Contestability has a number of potential benefits over a comprehensive programme of market-testing. It makes it easier for governments to plan and manage public services as a system — too often in the past, outsourcing has resulted in a fragmentation of services that need to be integrated. Outsourcing can be deeply disruptive, and while there are conditions under which it may be the preferable option, it would be better to avoid that disruption if possible.

A policy of outsourcing implies that the private sector is inherently superior to the public sector.

The evidence does not support that proposition, although competition (or rather, contestability) is generally better than monopoly. Ideological outsourcing is also offensive to the vast majority of public sector managers and staff.

Of course, contestability is deeply challenging. It demands that management, staff and unions undertake deep and painful reforms, and it does under the threat that if they do not perform as well as their peers, senior management will be replaced. But it is pragmatic not ideological. It is founded on the belief that the public sector can deliver public services at least as well as the private sector, as long as it is presented with a serious challenge and given the opportunity to respond.


ABOUT THE AUTHOR

Photo by Berym

Gary Sturgess is Professor of Public Service Innovation within the School of Government and International Relations at Griffith University.

Gary has worked at the forefront of public sector reform for the past three decades, making significant contributions in the fields of operational federalism, the design and management of public service markets, the commercialisation and regulation of government business enterprises and the use of economic instruments in environmental protection, among others.

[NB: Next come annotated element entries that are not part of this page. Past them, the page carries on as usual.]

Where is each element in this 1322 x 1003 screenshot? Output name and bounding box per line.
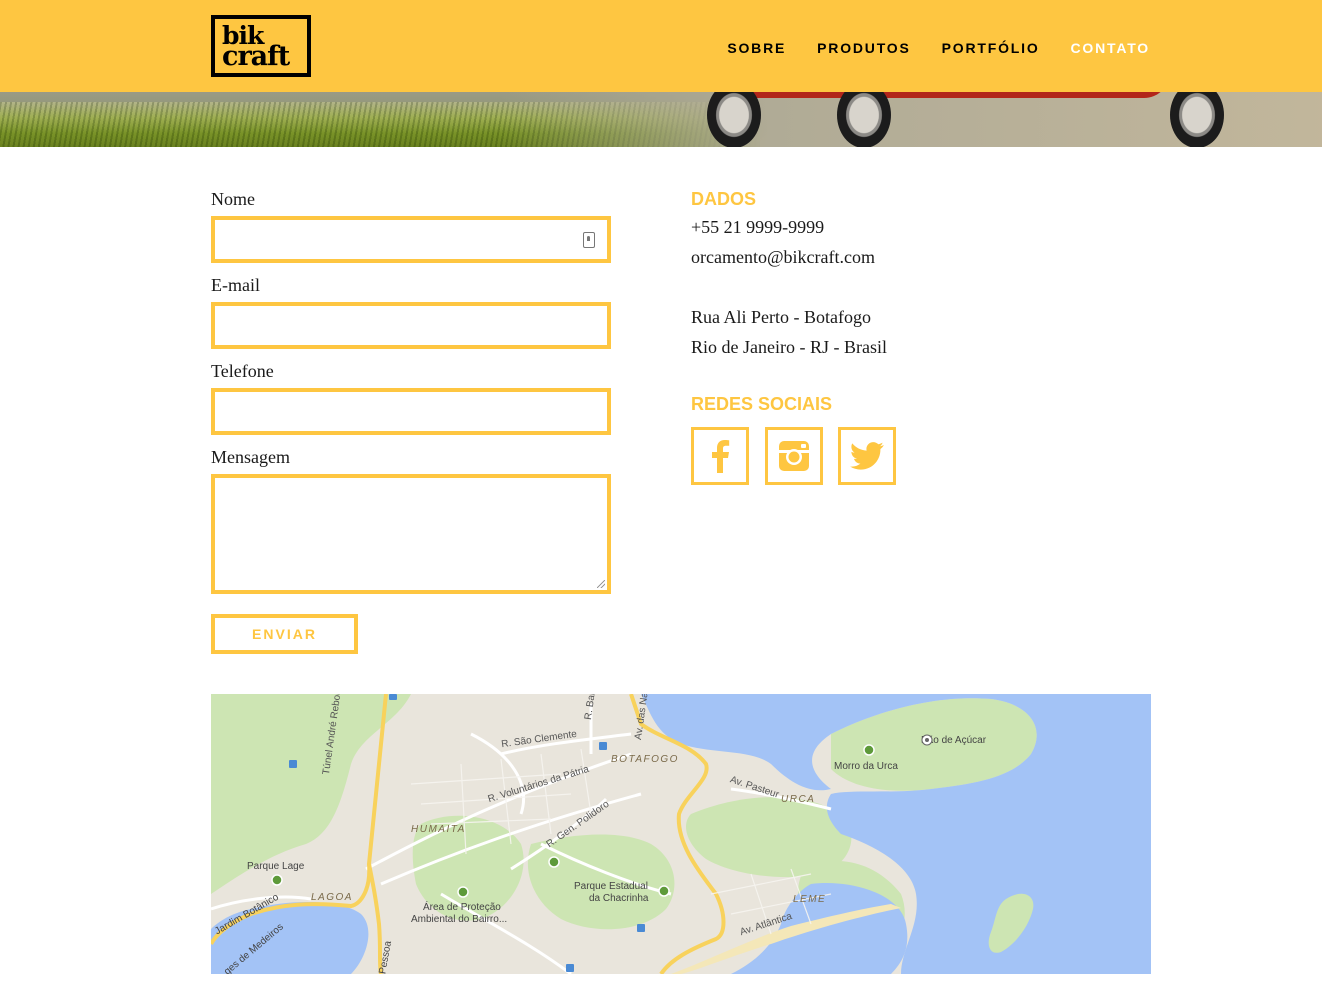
map-drawing xyxy=(211,694,1151,974)
hero-banner-image xyxy=(0,92,1322,147)
message-field-wrapper xyxy=(211,474,611,594)
contact-address-line2: Rio de Janeiro - RJ - Brasil xyxy=(691,337,887,357)
twitter-link[interactable] xyxy=(838,427,896,485)
map-label-parque-lage: Parque Lage xyxy=(247,861,305,872)
facebook-icon xyxy=(712,440,730,473)
nav-item-contato[interactable]: CONTATO xyxy=(1071,40,1150,56)
contact-email: orcamento@bikcraft.com xyxy=(691,247,875,267)
map-label-botafogo: BOTAFOGO xyxy=(611,754,679,765)
phone-field-wrapper xyxy=(211,388,611,435)
nav-item-portfolio[interactable]: PORTFÓLIO xyxy=(942,40,1040,56)
map-label-leme: LEME xyxy=(793,894,827,905)
nav-item-sobre[interactable]: SOBRE xyxy=(727,40,786,56)
message-label: Mensagem xyxy=(211,447,290,467)
facebook-link[interactable] xyxy=(691,427,749,485)
map-label-humaita: HUMAITA xyxy=(411,824,466,835)
banner-bike-frame xyxy=(730,92,1170,98)
site-header: bik craft SOBRE PRODUTOS PORTFÓLIO CONTA… xyxy=(0,0,1322,92)
map-label-parque-chacrinha-1: Parque Estadual xyxy=(574,881,648,892)
contact-phone: +55 21 9999-9999 xyxy=(691,217,825,237)
map-label-parque-chacrinha-2: da Chacrinha xyxy=(589,893,649,904)
map-label-area-protecao-1: Área de Proteção xyxy=(423,902,501,913)
nav-item-produtos[interactable]: PRODUTOS xyxy=(817,40,911,56)
name-label: Nome xyxy=(211,189,255,209)
main-nav: SOBRE PRODUTOS PORTFÓLIO CONTATO xyxy=(727,40,1150,56)
instagram-link[interactable] xyxy=(765,427,823,485)
send-button[interactable]: ENVIAR xyxy=(211,614,358,654)
message-textarea[interactable] xyxy=(215,478,607,590)
name-input[interactable] xyxy=(215,220,607,259)
social-title: REDES SOCIAIS xyxy=(691,394,833,414)
phone-input[interactable] xyxy=(215,392,607,431)
location-map[interactable]: R. São Clemente R. Voluntários da Pátria… xyxy=(211,694,1151,974)
name-field-wrapper xyxy=(211,216,611,263)
map-label-urca: URCA xyxy=(781,794,816,805)
contact-address-line1: Rua Ali Perto - Botafogo xyxy=(691,307,871,327)
map-label-pao-de-acucar: Pão de Açúcar xyxy=(921,735,987,746)
email-field-wrapper xyxy=(211,302,611,349)
contact-card-icon[interactable] xyxy=(583,232,595,248)
contact-data-title: DADOS xyxy=(691,189,757,209)
map-label-lagoa: LAGOA xyxy=(311,892,353,903)
resize-handle-icon[interactable] xyxy=(597,580,605,588)
instagram-icon xyxy=(779,441,809,471)
twitter-icon xyxy=(850,442,884,470)
map-label-morro-da-urca: Morro da Urca xyxy=(834,761,898,772)
bikcraft-logo[interactable]: bik craft xyxy=(211,15,311,77)
email-label: E-mail xyxy=(211,275,260,295)
map-label-area-protecao-2: Ambiental do Bairro... xyxy=(411,914,508,925)
logo-text-line2: craft xyxy=(222,41,290,72)
phone-label: Telefone xyxy=(211,361,274,381)
email-input[interactable] xyxy=(215,306,607,345)
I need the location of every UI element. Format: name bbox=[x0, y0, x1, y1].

In the late 1980s and early 1990s, he served as Director-General of the NSW Cabinet Office under Premier Nick Greiner, and is credited with creating the Independent Commission Against Corruption (ICAC) and the Independent Pricing and Regulatory Tribunal. He played a leading role behind the scenes in the Special Premiers Conferences of the early 1990s that led to the establishment of the Council of Australian Governments.

He returned home in 2011 after ten years based in London, where he was Executive Director of the Serco Institute, a research institution established by the FTSE100 public service company, Serco Group plc.

Gary was appointed as an Adjunct Professor at the Centre for Governance and Public Policy at Griffith University in June 2011, and as the NSW Premier’s Australia and New Zealand School of Government (ANZSOG) Chair of Public Service Delivery the following month, based at the University of New South Wales. He serves on the Public Sector Renewal Board in Queensland and a number of other committees in various states concerned with the re-commissioning of public services.